As spring continues to warm, breathing life into the foliage and blossoms, the birds and other wildlife are becoming more active around the house.
We spotted two types of birds that we’ve never before seen on the property, the Eastern Kingbird and the Eastern Phoebe, and even saw a coyote trotting down the side of the road early yesterday morning before it ducked into the trees surrounding our “logging” road.
The Eastern Phoebe has taken up residence in the sheep barn, building her nest atop one of the lights in the rafters. When she first moved in, she would fly out of the barn every morning and evening when I would approach to take care of the sheep.
Now she just sits in her nest, like a little queen on her throne, and glares down at me as I move about mucking out the barn and cleaning water troughs.

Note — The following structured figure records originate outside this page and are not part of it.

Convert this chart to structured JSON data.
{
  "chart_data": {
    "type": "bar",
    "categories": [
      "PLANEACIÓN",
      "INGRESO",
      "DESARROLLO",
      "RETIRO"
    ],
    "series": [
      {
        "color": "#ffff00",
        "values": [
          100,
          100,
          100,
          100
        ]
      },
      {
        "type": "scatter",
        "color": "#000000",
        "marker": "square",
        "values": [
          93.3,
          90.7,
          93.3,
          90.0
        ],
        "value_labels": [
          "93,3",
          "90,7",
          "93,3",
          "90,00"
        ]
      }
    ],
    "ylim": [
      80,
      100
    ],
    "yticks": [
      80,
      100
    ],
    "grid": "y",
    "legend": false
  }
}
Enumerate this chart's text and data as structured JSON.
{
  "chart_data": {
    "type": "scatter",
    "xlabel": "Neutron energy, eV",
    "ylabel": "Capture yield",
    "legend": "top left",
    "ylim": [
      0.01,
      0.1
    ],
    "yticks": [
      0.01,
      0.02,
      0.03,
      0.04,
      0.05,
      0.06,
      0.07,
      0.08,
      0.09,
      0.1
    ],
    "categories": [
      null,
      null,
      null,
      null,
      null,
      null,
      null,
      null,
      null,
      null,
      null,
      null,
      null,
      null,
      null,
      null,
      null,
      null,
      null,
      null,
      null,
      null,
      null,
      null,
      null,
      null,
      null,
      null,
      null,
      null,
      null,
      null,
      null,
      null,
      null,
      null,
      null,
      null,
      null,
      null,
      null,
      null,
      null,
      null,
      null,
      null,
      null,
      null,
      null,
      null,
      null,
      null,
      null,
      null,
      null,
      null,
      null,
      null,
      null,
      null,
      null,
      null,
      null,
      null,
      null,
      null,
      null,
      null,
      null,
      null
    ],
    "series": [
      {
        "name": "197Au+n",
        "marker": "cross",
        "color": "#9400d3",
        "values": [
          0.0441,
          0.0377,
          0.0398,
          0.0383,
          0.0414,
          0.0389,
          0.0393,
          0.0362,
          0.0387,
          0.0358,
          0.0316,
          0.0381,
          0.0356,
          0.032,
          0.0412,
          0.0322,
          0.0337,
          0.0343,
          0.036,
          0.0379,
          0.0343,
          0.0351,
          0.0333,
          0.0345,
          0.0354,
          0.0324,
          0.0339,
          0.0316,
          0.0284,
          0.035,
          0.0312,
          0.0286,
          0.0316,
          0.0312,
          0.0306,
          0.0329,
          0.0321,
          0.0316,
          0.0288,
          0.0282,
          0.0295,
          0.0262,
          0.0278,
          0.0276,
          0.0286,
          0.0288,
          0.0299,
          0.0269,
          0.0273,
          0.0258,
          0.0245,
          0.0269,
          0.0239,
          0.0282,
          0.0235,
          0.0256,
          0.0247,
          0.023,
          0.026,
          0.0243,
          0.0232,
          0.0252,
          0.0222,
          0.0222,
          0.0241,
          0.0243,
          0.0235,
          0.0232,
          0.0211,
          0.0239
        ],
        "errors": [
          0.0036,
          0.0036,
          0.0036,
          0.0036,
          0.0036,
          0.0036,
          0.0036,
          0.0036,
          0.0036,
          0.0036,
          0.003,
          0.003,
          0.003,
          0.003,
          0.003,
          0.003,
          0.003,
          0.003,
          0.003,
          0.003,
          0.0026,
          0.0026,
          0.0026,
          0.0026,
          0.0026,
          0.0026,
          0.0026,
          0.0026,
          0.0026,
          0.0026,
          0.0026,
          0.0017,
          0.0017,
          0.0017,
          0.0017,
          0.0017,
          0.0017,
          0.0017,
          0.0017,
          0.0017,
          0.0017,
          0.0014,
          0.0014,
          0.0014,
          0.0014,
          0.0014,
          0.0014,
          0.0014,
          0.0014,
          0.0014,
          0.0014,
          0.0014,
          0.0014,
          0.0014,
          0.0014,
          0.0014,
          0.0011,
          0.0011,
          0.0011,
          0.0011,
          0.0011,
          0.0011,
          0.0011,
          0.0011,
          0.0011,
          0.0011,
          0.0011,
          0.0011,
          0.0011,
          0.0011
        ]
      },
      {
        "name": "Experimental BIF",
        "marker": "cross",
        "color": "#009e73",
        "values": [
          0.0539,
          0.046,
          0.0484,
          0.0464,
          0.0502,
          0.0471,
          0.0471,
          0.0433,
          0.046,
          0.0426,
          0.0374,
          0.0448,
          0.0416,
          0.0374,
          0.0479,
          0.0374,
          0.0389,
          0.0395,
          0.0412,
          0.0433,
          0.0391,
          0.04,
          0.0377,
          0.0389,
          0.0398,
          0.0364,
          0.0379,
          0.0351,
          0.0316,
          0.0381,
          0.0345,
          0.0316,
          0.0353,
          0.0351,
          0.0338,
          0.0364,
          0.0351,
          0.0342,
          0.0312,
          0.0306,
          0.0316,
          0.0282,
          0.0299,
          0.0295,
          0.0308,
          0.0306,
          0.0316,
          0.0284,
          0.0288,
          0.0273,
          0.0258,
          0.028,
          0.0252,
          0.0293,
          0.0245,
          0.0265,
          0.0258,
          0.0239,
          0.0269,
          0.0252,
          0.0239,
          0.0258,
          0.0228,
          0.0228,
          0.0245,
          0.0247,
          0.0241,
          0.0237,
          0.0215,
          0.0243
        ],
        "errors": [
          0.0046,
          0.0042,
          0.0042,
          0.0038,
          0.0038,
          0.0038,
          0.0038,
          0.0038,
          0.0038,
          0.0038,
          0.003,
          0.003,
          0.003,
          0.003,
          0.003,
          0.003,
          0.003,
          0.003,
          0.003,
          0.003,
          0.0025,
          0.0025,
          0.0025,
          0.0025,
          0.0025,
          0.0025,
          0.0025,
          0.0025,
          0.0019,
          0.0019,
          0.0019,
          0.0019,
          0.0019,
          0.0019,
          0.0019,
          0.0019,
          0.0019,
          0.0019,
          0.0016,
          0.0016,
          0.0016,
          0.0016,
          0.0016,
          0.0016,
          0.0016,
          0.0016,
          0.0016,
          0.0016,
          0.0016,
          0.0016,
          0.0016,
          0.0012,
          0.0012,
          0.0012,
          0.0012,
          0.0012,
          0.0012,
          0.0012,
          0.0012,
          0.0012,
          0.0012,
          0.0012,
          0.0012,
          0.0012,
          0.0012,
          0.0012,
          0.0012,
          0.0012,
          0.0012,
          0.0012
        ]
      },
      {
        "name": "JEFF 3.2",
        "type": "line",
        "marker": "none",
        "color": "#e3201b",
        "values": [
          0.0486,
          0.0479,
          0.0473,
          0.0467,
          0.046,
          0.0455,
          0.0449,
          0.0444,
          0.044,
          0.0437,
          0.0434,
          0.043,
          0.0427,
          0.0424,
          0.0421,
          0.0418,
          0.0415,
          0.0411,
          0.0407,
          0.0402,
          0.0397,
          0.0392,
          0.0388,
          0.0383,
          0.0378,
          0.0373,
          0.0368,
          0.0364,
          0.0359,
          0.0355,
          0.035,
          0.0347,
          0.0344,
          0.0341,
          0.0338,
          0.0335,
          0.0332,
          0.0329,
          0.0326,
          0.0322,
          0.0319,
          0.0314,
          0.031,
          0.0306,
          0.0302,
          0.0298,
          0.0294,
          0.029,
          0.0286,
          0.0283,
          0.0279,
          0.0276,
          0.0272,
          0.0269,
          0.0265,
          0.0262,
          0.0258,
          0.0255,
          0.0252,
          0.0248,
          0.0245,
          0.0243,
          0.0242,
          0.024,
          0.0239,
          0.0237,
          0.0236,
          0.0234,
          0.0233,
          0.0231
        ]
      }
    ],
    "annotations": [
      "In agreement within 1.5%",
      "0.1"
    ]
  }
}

Nora also spotted the first hummingbird on Saturday (above), flitting between the partially opened alliums. She also spent a half hour stalking our pair of tree swallows and captured some good shots (see below).
Spring is definitely here. The days are warming, as are the overnights (a little too quickly for my taste). I wake up to the chorus of song birds, and fall asleep to the lovely sound of the spring peepers. The bunnies, chipmunks and squirrels are frolicking around the yard, and we had our first siting of Mr. Woodchuck yesterday afternoon as he ambled over to the apple trees from his winter burrow.
All of this is wonderful and magical to witness; every year feels like my first experience of spring.
As magical, is the awakening of the garden. Green is evident everywhere now – in the grass and all of the flower borders.
I finished cutting back all of the dead perennials yesterday and was astounded at the amount of basal growth I was uncovering. Even the roses, which are usually very slow to awaken up here, have little, pink buds.
Daffodils, Hellebores and Scilla are blooming, and the tulips, camassia lilies and alliums show a fair amount of growth (although none should bloom until I return from Ireland, I hope).
We put two nesting boxes in our orchard a couple of years ago. They sit on opposite sides of the space, probably 200′ or so apart. Last year, a tree sparrow couple took up residence in the one closest to the house and graced us with a family of 5 that spent the summer pirouetting over the orchard.
A bluebird couple moved in to the 2nd home shortly after the tree sparrows arrived. The bluebirds are not that common around here – at least not in backyards — so we were delighted to have them move in.
About a week ago, we noticed 3 tree swallow males vying for one of the houses (tree swallow in photo above). Within a couple of days, the bluebird couple returned (I like to think it’s the same couple, but honestly, how would I know?) and claimed the very house the tree swallows had been sparring over. The female has been bringing nesting materials into the house for the past couple of days, as the male sits watch (see below).
The tree sparrows have stopped fighting among themselves and now have taken to sitting on the fence or the power line overhead, watching in disbelief that they have been supplanted. No more sparring. I’m hoping one of them will eventually realize that there is another empty house in the area.
Not bird related, but Tilly, our corgi, was enjoying the beautiful spring day yesterday as well. It’s wonderful to see new life all around us. And did I mention the peepers returned on April 10th! Always a delightful sign of spring.
See additional photos below from yesterday morning. It’s so wonderful to finally see the plants breaking through the ground and sending up new shoots. From upper left to right: peonies breaking ground; basal growth on sedum and alchemilla mollis; and on the bottom, rhubarb.
As usual, it’s not been a stellar start to March. The month arrived with its typical, unpleasant fervor. Cold temperatures — in the negatives yesterday with wind chill and a toasty -2 this morning on wake-up — with some snow showers off and on over the past couple of days. Looks like were heading for some warmth (30s and 40s) over the next few days though, so we can all thaw out once again. The ducks and hens will be eternally grateful.
So, as you may imagine, not much happening in the garden, except for the necessary pruning, which I will get back to today. I pruned the young fruit trees and Japanese Willows last weekend.
I also started my inside seed sowing last weekend, and will plant another cell pack of 50 today. To-date, the following have been sown: salvia (Victoria, Flare, and Fairy Queen), pinks, Sweet William, Echinacea, Gaillardia, foxglove, 4 varieties of sweet peas and cauliflower (“Purple of Sicily” — I love the color of this cauliflower!). I won’t sow any additional seeds for another 3 weeks.
Wildlife update: the spring/summer birds are returning to the area. As mentioned, I’ve seen flocks of Canadian Geese flying overhead, and our family of very large crows have returned, as have the starlings. We love having the crows back. They are marvelous watch dogs and keep the circling hawks from eating the hens! Granted, I become somewhat less enamored with them with they start helping themselves to my edamame seedlings – apparently a delicacy in their world. But life’s often a trade-off, right?